Poderá a diversidade coexistir com a igualdade

“As mulheres ganham 77 cêntimos por cada dólar auferido pelos homens. De acordo com o mais recente, estudo do Fórum Económico Mundial serão necessários 257 anos para eliminar este fosso”


Antes de mais, é necessário perceber o que se entende por igualdade. Esta pode ser definida como a identidade de condições entre os membros da mesma sociedade. Geralmente, as pessoas que afirmam alcançar a igualdade de géneros almejam que homens e mulheres possuam as mesmas condições sociais, políticas e económicas na sociedade.

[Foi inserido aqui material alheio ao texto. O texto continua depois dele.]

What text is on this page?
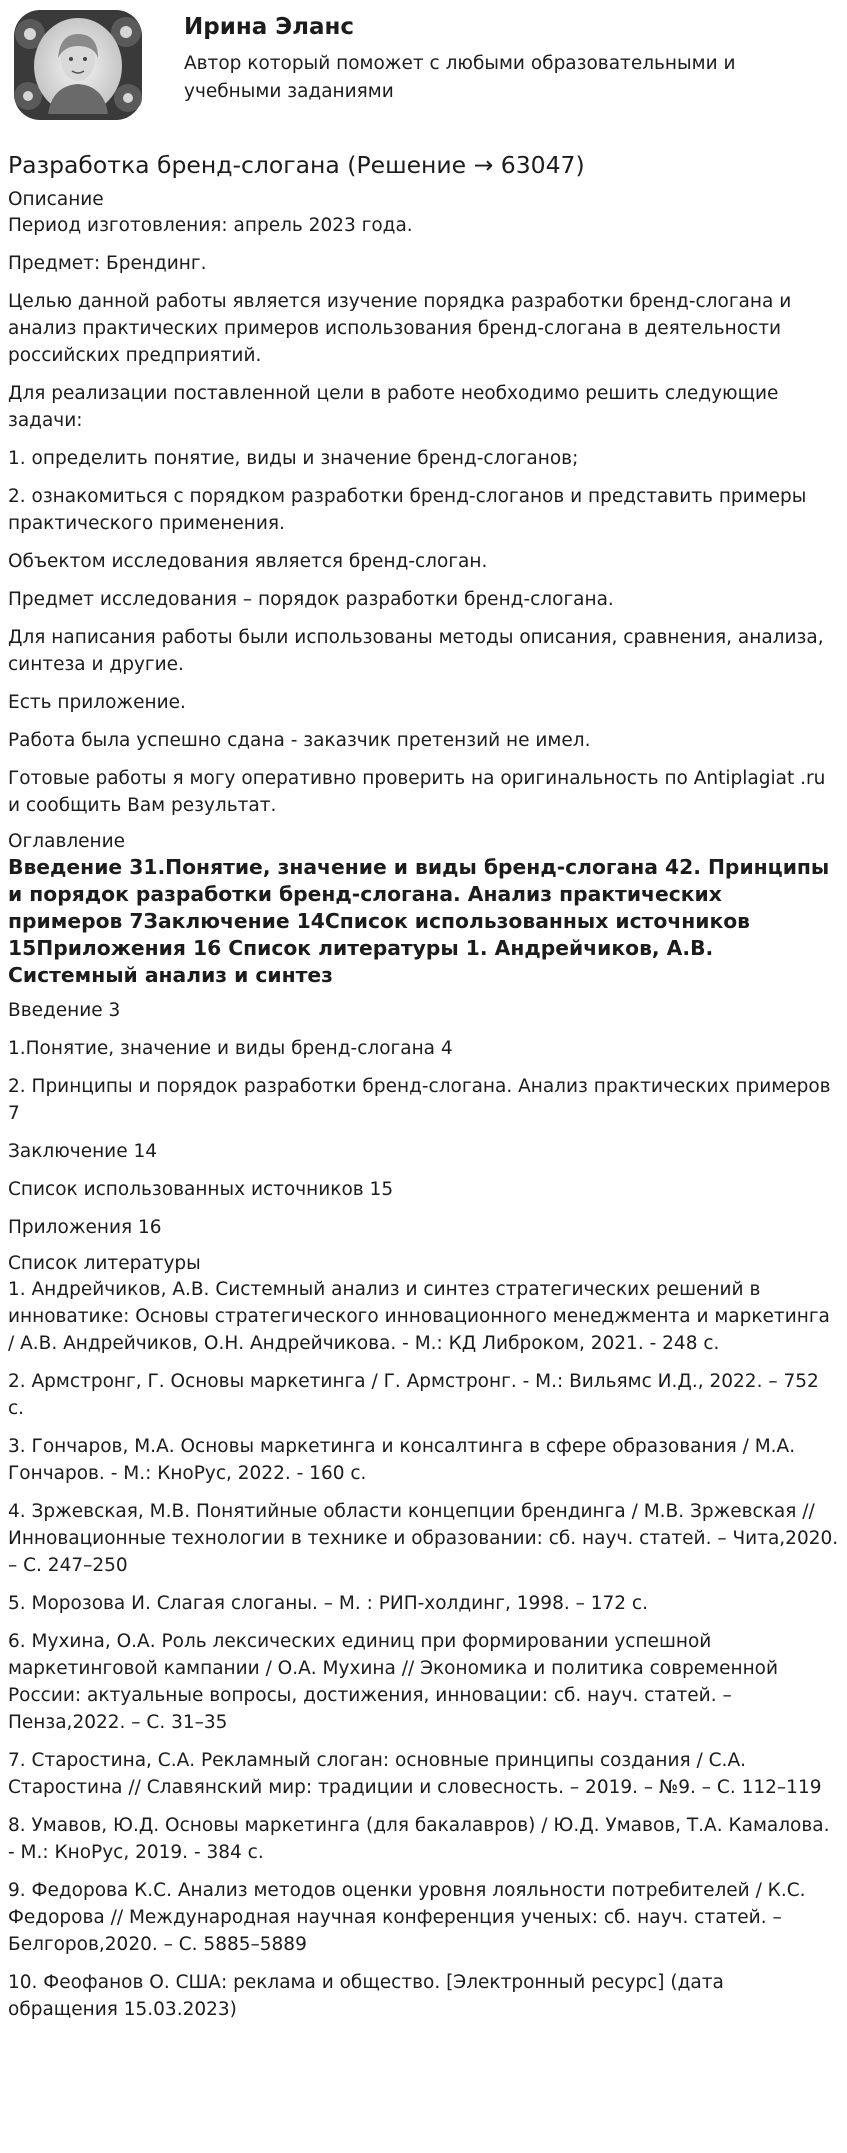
Ирина Эланс
Автор который поможет с любыми образовательными и учебными заданиями
Разработка бренд-слогана (Решение → 63047)
Описание

Период изготовления: апрель 2023 года.

Предмет: Брендинг.

Целью данной работы является изучение порядка разработки бренд-слогана и анализ практических примеров использования бренд-слогана в деятельности российских предприятий.

Для реализации поставленной цели в работе необходимо решить следующие задачи:

1. определить понятие, виды и значение бренд-слоганов;

2. ознакомиться с порядком разработки бренд-слоганов и представить примеры практического применения.

Объектом исследования является бренд-слоган.

Предмет исследования – порядок разработки бренд-слогана.

Для написания работы были использованы методы описания, сравнения, анализа, синтеза и другие.

Есть приложение.

Работа была успешно сдана - заказчик претензий не имел.

Готовые работы я могу оперативно проверить на оригинальность по Antiplagiat .ru и сообщить Вам результат.

Оглавление
Введение 31.Понятие, значение и виды бренд-слогана 42. Принципы и порядок разработки бренд-слогана. Анализ практических примеров 7Заключение 14Список использованных источников 15Приложения 16 Список литературы 1. Андрейчиков, А.В. Системный анализ и синтез

Введение 3

1.Понятие, значение и виды бренд-слогана 4

2. Принципы и порядок разработки бренд-слогана. Анализ практических примеров 7

Заключение 14

Список использованных источников 15

Приложения 16

Список литературы

1. Андрейчиков, А.В. Системный анализ и синтез стратегических решений в инноватике: Основы стратегического инновационного менеджмента и маркетинга / А.В. Андрейчиков, О.Н. Андрейчикова. - М.: КД Либроком, 2021. - 248 с.

2. Армстронг, Г. Основы маркетинга / Г. Армстронг. - М.: Вильямс И.Д., 2022. – 752 с.

3. Гончаров, М.А. Основы маркетинга и консалтинга в сфере образования / М.А. Гончаров. - М.: КноРус, 2022. - 160 с.

4. Зржевская, М.В. Понятийные области концепции брендинга / М.В. Зржевская // Инновационные технологии в технике и образовании: сб. науч. статей. – Чита,2020. – С. 247–250

5. Морозова И. Слагая слоганы. – М. : РИП-холдинг, 1998. – 172 с.

6. Мухина, О.А. Роль лексических единиц при формировании успешной маркетинговой кампании / О.А. Мухина // Экономика и политика современной России: актуальные вопросы, достижения, инновации: сб. науч. статей. – Пенза,2022. – С. 31–35

7. Старостина, С.А. Рекламный слоган: основные принципы создания / С.А. Старостина // Славянский мир: традиции и словесность. – 2019. – №9. – С. 112–119

8. Умавов, Ю.Д. Основы маркетинга (для бакалавров) / Ю.Д. Умавов, Т.А. Камалова. - М.: КноРус, 2019. - 384 с.

9. Федорова К.С. Анализ методов оценки уровня лояльности потребителей / К.С. Федорова // Международная научная конференция ученых: сб. науч. статей. – Белгоров,2020. – С. 5885–5889

10. Феофанов О. США: реклама и общество. [Электронный ресурс] (дата обращения 15.03.2023)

De entre os temas mais discutidos, na atualidade, a Igualdade de Género é sem dúvida um dos temas que continua sempre presente e infelizmente, perdurará. Embora se encontre consagrado no artigo 23.º da Carta dos Direitos Fundamentais da União Europeia é um dos maiores desafios que se enfrenta em matéria de direitos humanos, sendo o quinto objetivo de desenvolvimento sustentável das Nações Unidas.


A abordagem desta temática entre nós sofreu, naturalmente, um forte impulso com a revolução democrática, através da aprovação de uma Constituição que dá forte reconhecimento aos direitos fundamentais nos quais esta problemática se insere.



O respeito pelos direitos humanos e o respeito pela igualdade entre mulheres e homens são valores fundamentais da União, tal como consagrados no Tratado da União Europeia e na Carta dos Direitos Fundamentais da União Europeia.


Embora tenha existido algum progresso a nível dos direitos das mulheres ao longo das últimas décadas, e as disparidades entre homens e mulheres tenham diminuído nessas mesas, há desigualdades e desafios que persistem em vários domínios críticos.


Existem ainda disparidades significativas entre homens e mulheres no que respeita ao emprego, trabalho por conta própria, trabalho a tempo parcial, empreendedorismo e tomada de decisões, bem como no que toca à remuneração e às pensões. Assim sendo, as mulheres correm um risco mais elevado de pobreza do que os homens.Tal como foi abordado numa exposição minha anterior, o nível de educação de uma mulher determina fortemente o padrão de vida da sua família bem como a educação, futuro e potenciais oportunidades dos seus filhos e filhas. As mulheres, principalmente nos países em desenvolvimento, exercem um papel central na sobrevivência e economia da família, quer como sustento, quer como responsáveis pela gestão da vida e recursos da família. Quando as mulheres, principalmente as que não estão em situação de pobreza e exclusão, não podem trabalhar por incapacidade ou doença, a sobrevivência da sua própria família está em causa.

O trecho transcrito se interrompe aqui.